Quanto dura un’ora di religione?
Del Papa si parla sempre molto, soprattutto in questi giorni di viaggio in Terra
Santa. Poco rilievo, tuttavia, è stato dato dalla stampa al discorso con cui,
una decina di giorni fa, il Papa stesso ha ribadito che l’insegnamento
della religione cattolica (Irc), lungi dal costituire «un’interferenza o una
limitazione della libertà, è un valido esempio di quello spirito positivo di
laicità che permette di promuovere una convivenza civile costruttiva».
A prima vista la tesi dell’insegnamento di una religione come modello di
autentica laicità è tanto paradossale da essere subito scartata. Ma forse è
opportuno continuare a riflettere sulle parole papali, almeno per consentirci di
mettere in luce alcuni assunti dell’attuale orientamento vaticano. Eccole.
Con gli altri insegnanti, il docente di religione cattolica deve «porre al
centro l’uomo creato a immagine di Dio», sollecitando ad «allargare gli spazi
della nostra razionalità». Lo scopo deve essere far capire che «la dimensione
religiosa è intrinseca al fatto culturale» e permette di «trasformare la
conoscenza in saggezza di vita» dando «un’anima alla scuola». La religione è
infatti «parte integrante della persona» e condizione del «vivere umano
completo»; in breve, «rende l’uomo più uomo».
Il rilievo del discorso papale emerge quando se ne indichino le implicazioni
negative. L’idea che la religione è intrinseca alla cultura implica che senza la
religione non c’è cultura o quella che c’è è insufficiente (lo dimostra la
cultura scientifica che non attinge il mistero e non allarga la razionalità...).
Se la religione è parte integrante della persona, chi non la coltiva è
persona meno integra. Se rende l’uomo più uomo, chi non la fa propria è meno
uomo, più grezzo o incompleto. E infine se la religione dà un’anima alla scuola,
una scuola senza religione è arida o più povera, ecc. ecc.
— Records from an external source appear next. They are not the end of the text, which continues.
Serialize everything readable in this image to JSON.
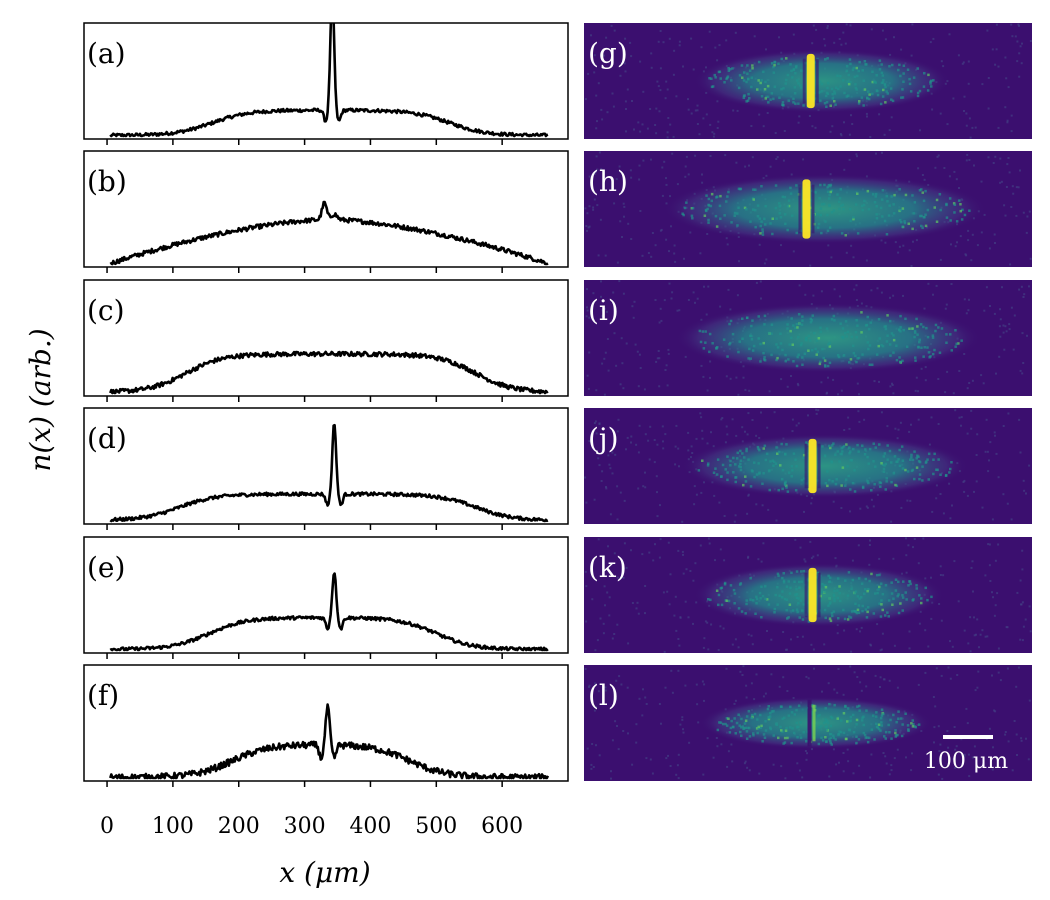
{
  "colors": {
    "line": "#000000",
    "image_bg": "#3b0f6f",
    "image_low": "#433e85",
    "image_mid": "#21918c",
    "image_high": "#fde725",
    "image_label": "#ffffff"
  },
  "scale_bar": {
    "label": "100 μm",
    "length_um": 100
  },
  "chart_data": {
    "type": "line",
    "xlabel": "x (μm)",
    "ylabel": "n(x) (arb.)",
    "xlim": [
      -35,
      700
    ],
    "xticks": [
      0,
      100,
      200,
      300,
      400,
      500,
      600
    ],
    "xtick_labels": [
      "0",
      "100",
      "200",
      "300",
      "400",
      "500",
      "600"
    ],
    "ylim": [
      0,
      1.0
    ],
    "cloud_extent_um": [
      5,
      670
    ],
    "grid": false,
    "legend": "none",
    "profile_panels": [
      {
        "label": "(a)",
        "edge_left": 100,
        "edge_right": 580,
        "plateau": 0.23,
        "ripple": 0.015,
        "features": [
          {
            "x": 342,
            "amp": 1.05,
            "width": 4
          },
          {
            "x": 332,
            "amp": -0.1,
            "width": 4
          },
          {
            "x": 352,
            "amp": -0.1,
            "width": 4
          }
        ]
      },
      {
        "label": "(b)",
        "edge_left": 5,
        "edge_right": 670,
        "plateau": 0.4,
        "ripple": 0.02,
        "profile": "triangular",
        "features": [
          {
            "x": 330,
            "amp": 0.15,
            "width": 5
          },
          {
            "x": 345,
            "amp": 0.05,
            "width": 6
          }
        ]
      },
      {
        "label": "(c)",
        "edge_left": 60,
        "edge_right": 620,
        "plateau": 0.35,
        "ripple": 0.02,
        "features": []
      },
      {
        "label": "(d)",
        "edge_left": 50,
        "edge_right": 620,
        "plateau": 0.24,
        "ripple": 0.015,
        "features": [
          {
            "x": 345,
            "amp": 0.65,
            "width": 4
          },
          {
            "x": 335,
            "amp": -0.1,
            "width": 4
          },
          {
            "x": 355,
            "amp": -0.1,
            "width": 4
          }
        ]
      },
      {
        "label": "(e)",
        "edge_left": 95,
        "edge_right": 560,
        "plateau": 0.29,
        "ripple": 0.015,
        "features": [
          {
            "x": 345,
            "amp": 0.42,
            "width": 4
          },
          {
            "x": 335,
            "amp": -0.1,
            "width": 4
          },
          {
            "x": 355,
            "amp": -0.1,
            "width": 4
          }
        ]
      },
      {
        "label": "(f)",
        "edge_left": 130,
        "edge_right": 520,
        "plateau": 0.3,
        "ripple": 0.03,
        "features": [
          {
            "x": 335,
            "amp": 0.35,
            "width": 4
          },
          {
            "x": 325,
            "amp": -0.12,
            "width": 4
          },
          {
            "x": 345,
            "amp": -0.12,
            "width": 4
          }
        ]
      }
    ],
    "image_panels": [
      {
        "label": "(g)",
        "extent": [
          150,
          570
        ],
        "brightness": 0.55,
        "height": 0.55,
        "stripe_x": 342,
        "stripe": "bright"
      },
      {
        "label": "(h)",
        "extent": [
          100,
          630
        ],
        "brightness": 0.7,
        "height": 0.6,
        "stripe_x": 335,
        "stripe": "bright"
      },
      {
        "label": "(i)",
        "extent": [
          120,
          620
        ],
        "brightness": 0.65,
        "height": 0.6,
        "stripe_x": null,
        "stripe": "none"
      },
      {
        "label": "(j)",
        "extent": [
          130,
          600
        ],
        "brightness": 0.55,
        "height": 0.55,
        "stripe_x": 345,
        "stripe": "bright"
      },
      {
        "label": "(k)",
        "extent": [
          150,
          560
        ],
        "brightness": 0.55,
        "height": 0.55,
        "stripe_x": 345,
        "stripe": "bright"
      },
      {
        "label": "(l)",
        "extent": [
          160,
          540
        ],
        "brightness": 0.65,
        "height": 0.45,
        "stripe_x": 340,
        "stripe": "dark"
      }
    ]
  }
}
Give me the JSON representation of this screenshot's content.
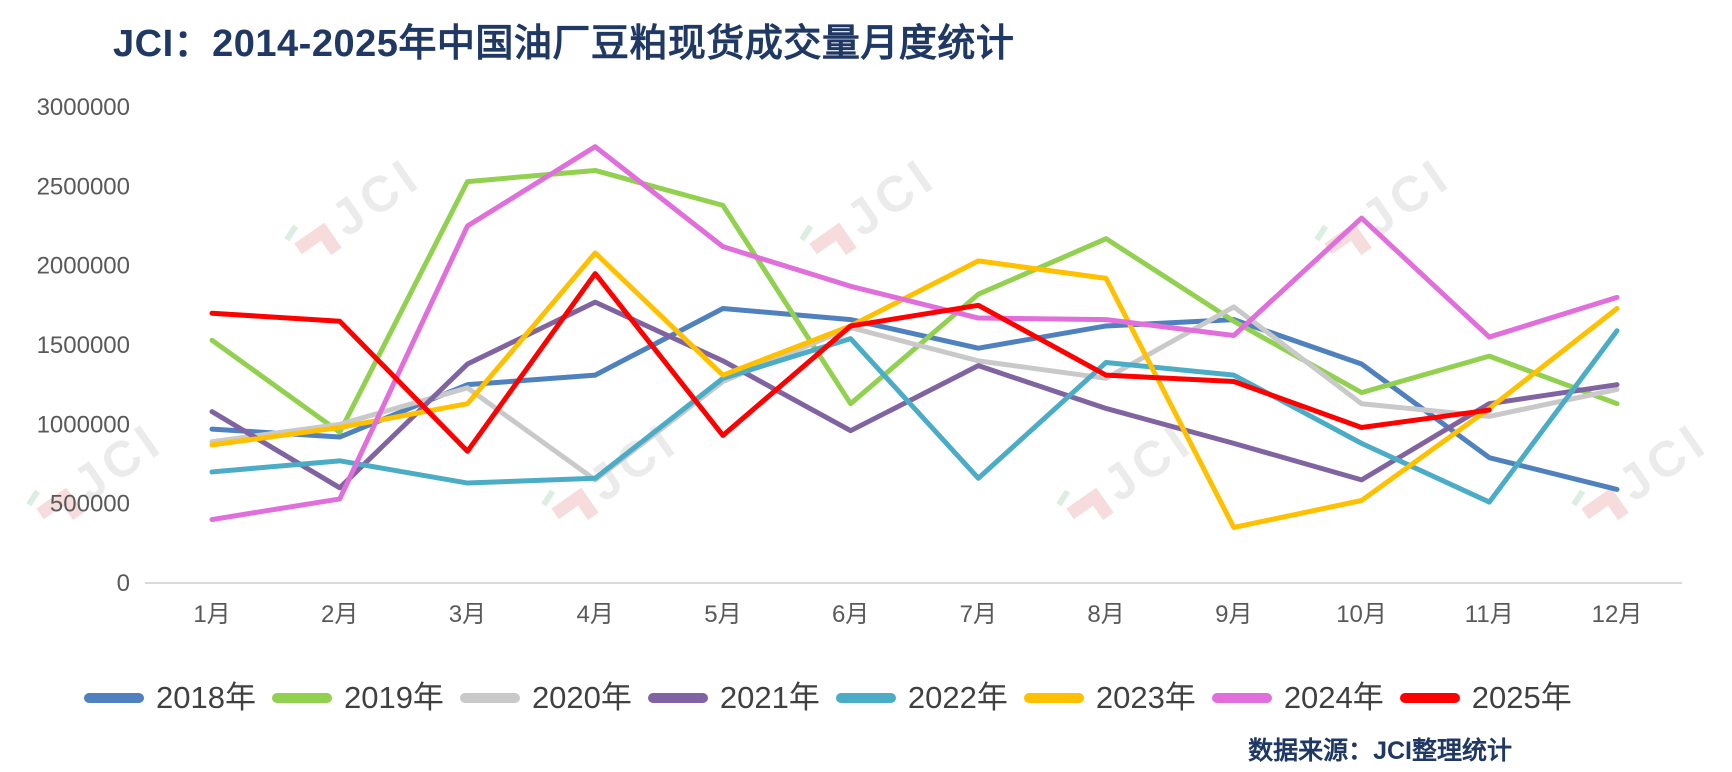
{
  "title": "JCI：2014-2025年中国油厂豆粕现货成交量月度统计",
  "source_note": "数据来源：JCI整理统计",
  "watermark": {
    "text": "JCI"
  },
  "axis": {
    "y_tick_labels": [
      "0",
      "500000",
      "1000000",
      "1500000",
      "2000000",
      "2500000",
      "3000000"
    ]
  },
  "chart_data": {
    "type": "line",
    "title": "JCI：2014-2025年中国油厂豆粕现货成交量月度统计",
    "categories": [
      "1月",
      "2月",
      "3月",
      "4月",
      "5月",
      "6月",
      "7月",
      "8月",
      "9月",
      "10月",
      "11月",
      "12月"
    ],
    "xlabel": "",
    "ylabel": "",
    "ylim": [
      0,
      3000000
    ],
    "ytick_interval": 500000,
    "grid": false,
    "legend_position": "bottom",
    "series": [
      {
        "name": "2018年",
        "color": "#4E81BD",
        "values": [
          970000,
          920000,
          1250000,
          1310000,
          1730000,
          1660000,
          1480000,
          1620000,
          1660000,
          1380000,
          790000,
          590000
        ]
      },
      {
        "name": "2019年",
        "color": "#92D050",
        "values": [
          1530000,
          950000,
          2530000,
          2600000,
          2380000,
          1130000,
          1820000,
          2170000,
          1650000,
          1200000,
          1430000,
          1130000
        ]
      },
      {
        "name": "2020年",
        "color": "#C9C9C9",
        "values": [
          890000,
          1000000,
          1230000,
          650000,
          1270000,
          1610000,
          1400000,
          1290000,
          1740000,
          1130000,
          1050000,
          1220000
        ]
      },
      {
        "name": "2021年",
        "color": "#8064A2",
        "values": [
          1080000,
          600000,
          1380000,
          1770000,
          1400000,
          960000,
          1370000,
          1100000,
          880000,
          650000,
          1130000,
          1250000
        ]
      },
      {
        "name": "2022年",
        "color": "#4BACC6",
        "values": [
          700000,
          770000,
          630000,
          660000,
          1290000,
          1540000,
          660000,
          1390000,
          1310000,
          880000,
          510000,
          1590000
        ]
      },
      {
        "name": "2023年",
        "color": "#FFC000",
        "values": [
          870000,
          980000,
          1130000,
          2080000,
          1310000,
          1620000,
          2030000,
          1920000,
          350000,
          520000,
          1100000,
          1730000
        ]
      },
      {
        "name": "2024年",
        "color": "#E06EDB",
        "values": [
          400000,
          530000,
          2250000,
          2750000,
          2120000,
          1870000,
          1670000,
          1660000,
          1560000,
          2300000,
          1550000,
          1800000
        ]
      },
      {
        "name": "2025年",
        "color": "#FF0000",
        "values": [
          1700000,
          1650000,
          830000,
          1950000,
          930000,
          1620000,
          1750000,
          1310000,
          1270000,
          980000,
          1090000,
          null
        ]
      }
    ]
  }
}
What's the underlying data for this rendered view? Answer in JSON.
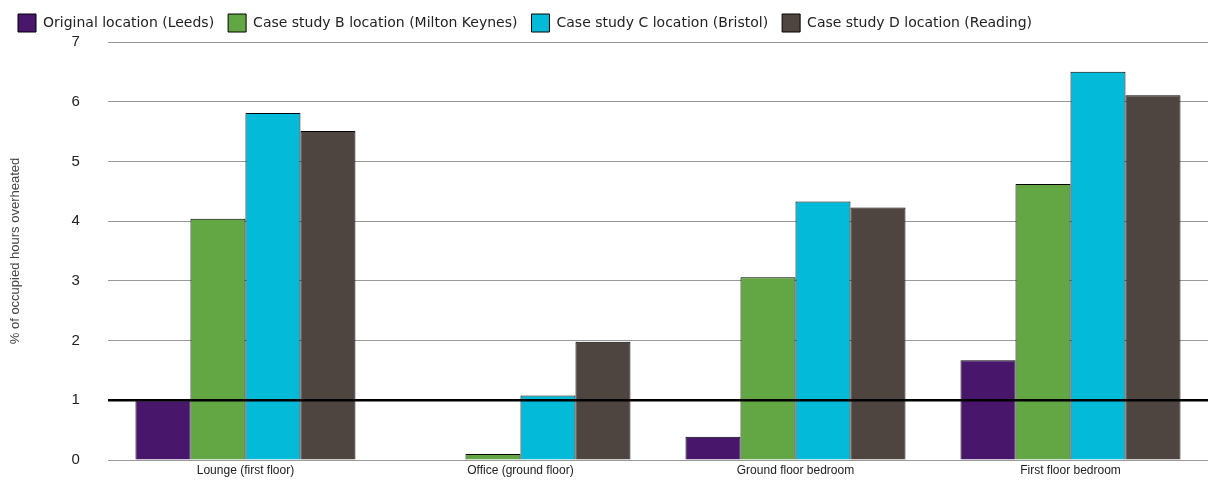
{
  "chart_data": {
    "type": "bar",
    "ylabel": "% of occupied hours overheated",
    "categories": [
      "Lounge (first floor)",
      "Office (ground floor)",
      "Ground floor bedroom",
      "First floor bedroom"
    ],
    "series": [
      {
        "name": "Original location (Leeds)",
        "color": "#48166a",
        "values": [
          1.0,
          0.0,
          0.39,
          1.67
        ]
      },
      {
        "name": "Case study B location (Milton Keynes)",
        "color": "#62a744",
        "values": [
          4.04,
          0.1,
          3.06,
          4.62
        ]
      },
      {
        "name": "Case study C location (Bristol)",
        "color": "#03bbd8",
        "values": [
          5.81,
          1.08,
          4.33,
          6.5
        ]
      },
      {
        "name": "Case study D location (Reading)",
        "color": "#4e4540",
        "values": [
          5.51,
          1.98,
          4.23,
          6.11
        ]
      }
    ],
    "ylim": [
      0,
      7
    ],
    "yticks": [
      0,
      1,
      2,
      3,
      4,
      5,
      6,
      7
    ],
    "grid": "y",
    "legend": "top left",
    "ref_lines": [
      {
        "axis": "y",
        "value": 1,
        "color": "#000000"
      }
    ]
  }
}
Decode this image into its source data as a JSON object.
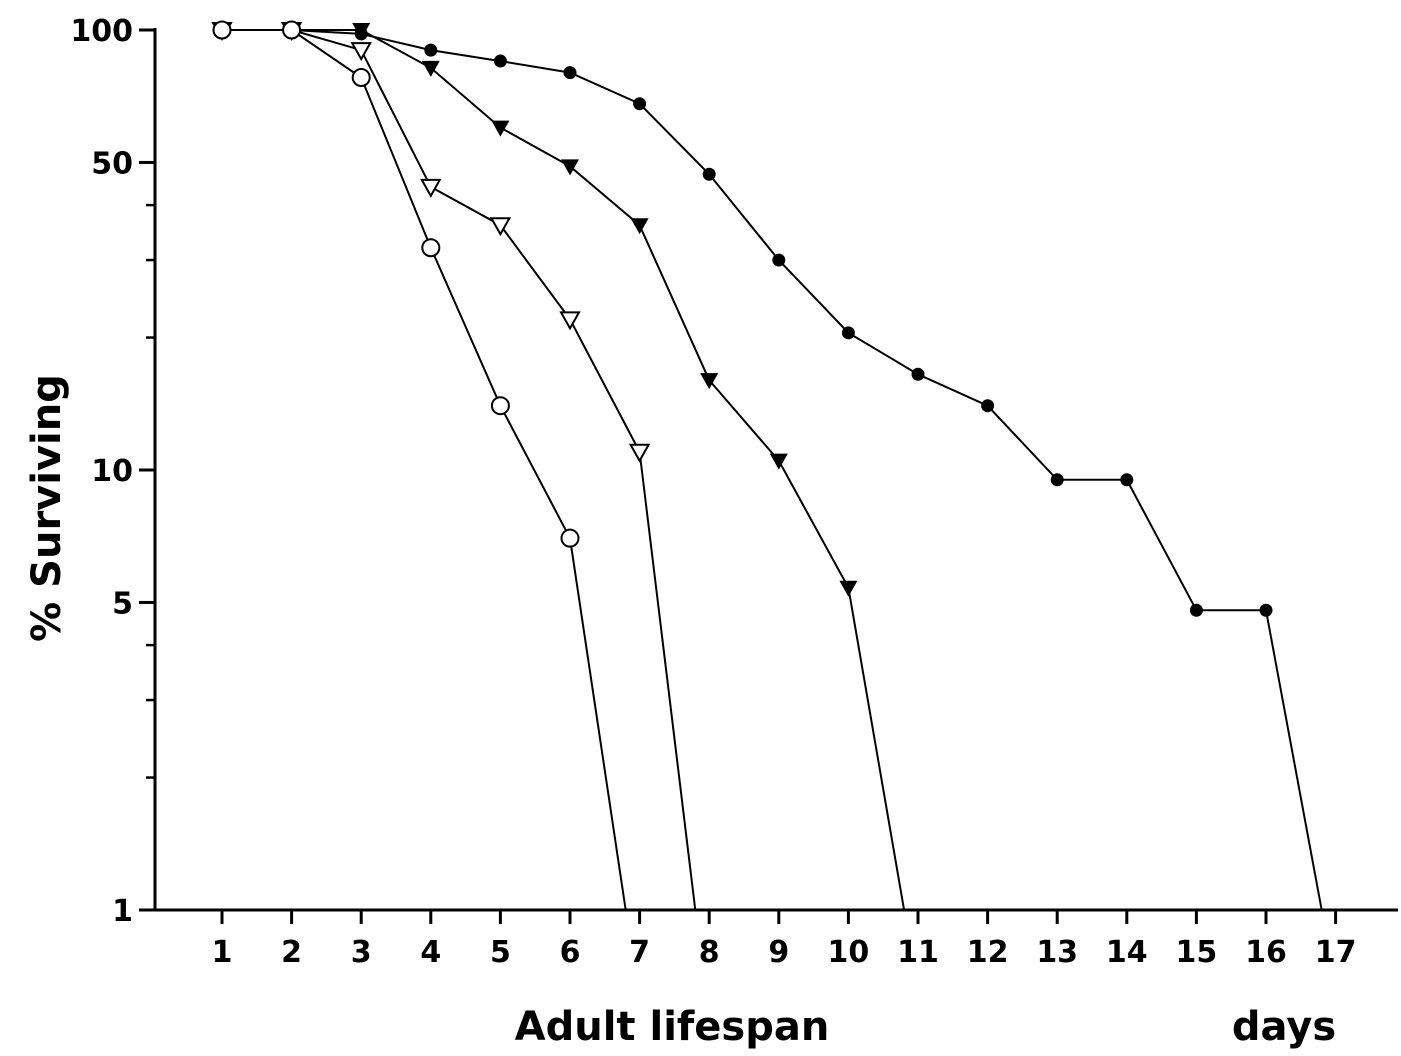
{
  "chart_data": {
    "type": "line",
    "xlabel": "Adult lifespan",
    "xunit": "days",
    "ylabel": "% Surviving",
    "yscale": "log",
    "xlim": [
      0.1,
      17.9
    ],
    "ylim": [
      1,
      100
    ],
    "x_ticks": [
      1,
      2,
      3,
      4,
      5,
      6,
      7,
      8,
      9,
      10,
      11,
      12,
      13,
      14,
      15,
      16,
      17
    ],
    "y_ticks_labeled": [
      1,
      5,
      10,
      50,
      100
    ],
    "y_ticks_minor": [
      2,
      3,
      4,
      20,
      30,
      40
    ],
    "grid": false,
    "legend": "none",
    "series": [
      {
        "marker": "filled-circle-small",
        "color": "#000000",
        "x": [
          1,
          2,
          3,
          4,
          5,
          6,
          7,
          8,
          9,
          10,
          11,
          12,
          13,
          14,
          15,
          16,
          16.8
        ],
        "y": [
          100,
          100,
          98,
          90,
          85,
          80,
          68,
          47,
          30,
          20.5,
          16.5,
          14,
          9.5,
          9.5,
          4.8,
          4.8,
          1
        ]
      },
      {
        "marker": "filled-triangle-down",
        "color": "#000000",
        "x": [
          1,
          2,
          3,
          4,
          5,
          6,
          7,
          8,
          9,
          10,
          10.8
        ],
        "y": [
          100,
          100,
          100,
          82,
          60,
          49,
          36,
          16,
          10.5,
          5.4,
          1
        ]
      },
      {
        "marker": "open-triangle-down",
        "color": "#000000",
        "x": [
          1,
          2,
          3,
          4,
          5,
          6,
          7,
          7.8
        ],
        "y": [
          100,
          100,
          90,
          44,
          36,
          22,
          11,
          1
        ]
      },
      {
        "marker": "open-circle",
        "color": "#000000",
        "x": [
          1,
          2,
          3,
          4,
          5,
          6,
          6.8
        ],
        "y": [
          100,
          100,
          78,
          32,
          14,
          7,
          1
        ]
      }
    ]
  }
}
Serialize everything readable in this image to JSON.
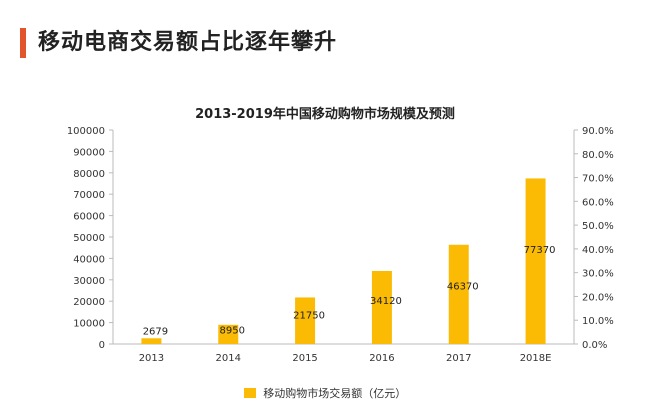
{
  "heading": "移动电商交易额占比逐年攀升",
  "chart_data": {
    "type": "bar",
    "title": "2013-2019年中国移动购物市场规模及预测",
    "categories": [
      "2013",
      "2014",
      "2015",
      "2016",
      "2017",
      "2018E"
    ],
    "series": [
      {
        "name": "移动购物市场交易额（亿元）",
        "values": [
          2679,
          8950,
          21750,
          34120,
          46370,
          77370
        ],
        "color": "#fbbb05"
      }
    ],
    "data_labels": [
      "2679",
      "8950",
      "21750",
      "34120",
      "46370",
      "77370"
    ],
    "ylim": [
      0,
      100000
    ],
    "y_ticks": [
      "0",
      "10000",
      "20000",
      "30000",
      "40000",
      "50000",
      "60000",
      "70000",
      "80000",
      "90000",
      "100000"
    ],
    "y2lim": [
      0,
      90
    ],
    "y2_ticks": [
      "0.0%",
      "10.0%",
      "20.0%",
      "30.0%",
      "40.0%",
      "50.0%",
      "60.0%",
      "70.0%",
      "80.0%",
      "90.0%"
    ],
    "grid": false,
    "legend_position": "bottom"
  },
  "legend": {
    "label": "移动购物市场交易额（亿元）",
    "color": "#fbbb05"
  },
  "colors": {
    "accent": "#e2552c",
    "bar": "#fbbb05"
  }
}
Quattro secoli fa Pierre Bayle, in polemica coi devoti del suo tempo che
negavano potesse esistere una comunità umana priva di religione, riconosceva
come del tutto concepibile una società di “atei virtuosi”, persone cioè
con solidi valori morali indipendenti dalla religione. Oggi il Papa
rivendica il primato morale della religione per l’educazione quasi riecheggiando
le parole dei programmi scolastici ministeriali del 1955 che vedevano nella
religione «il completamento e il coronamento dell’insegnamento». L’idea di
individui pensanti non religiosi è oggi per il Magistero altrettanto improbabile
di quella di ateo virtuoso per gli avversari di Bayle. È in fondo
l’ammissione indiretta che l’unico “laico virtuoso”, per la Chiesa, è il laico
morto, rassegnato al precetto “fuori della chiesa, nessuna salvezza”.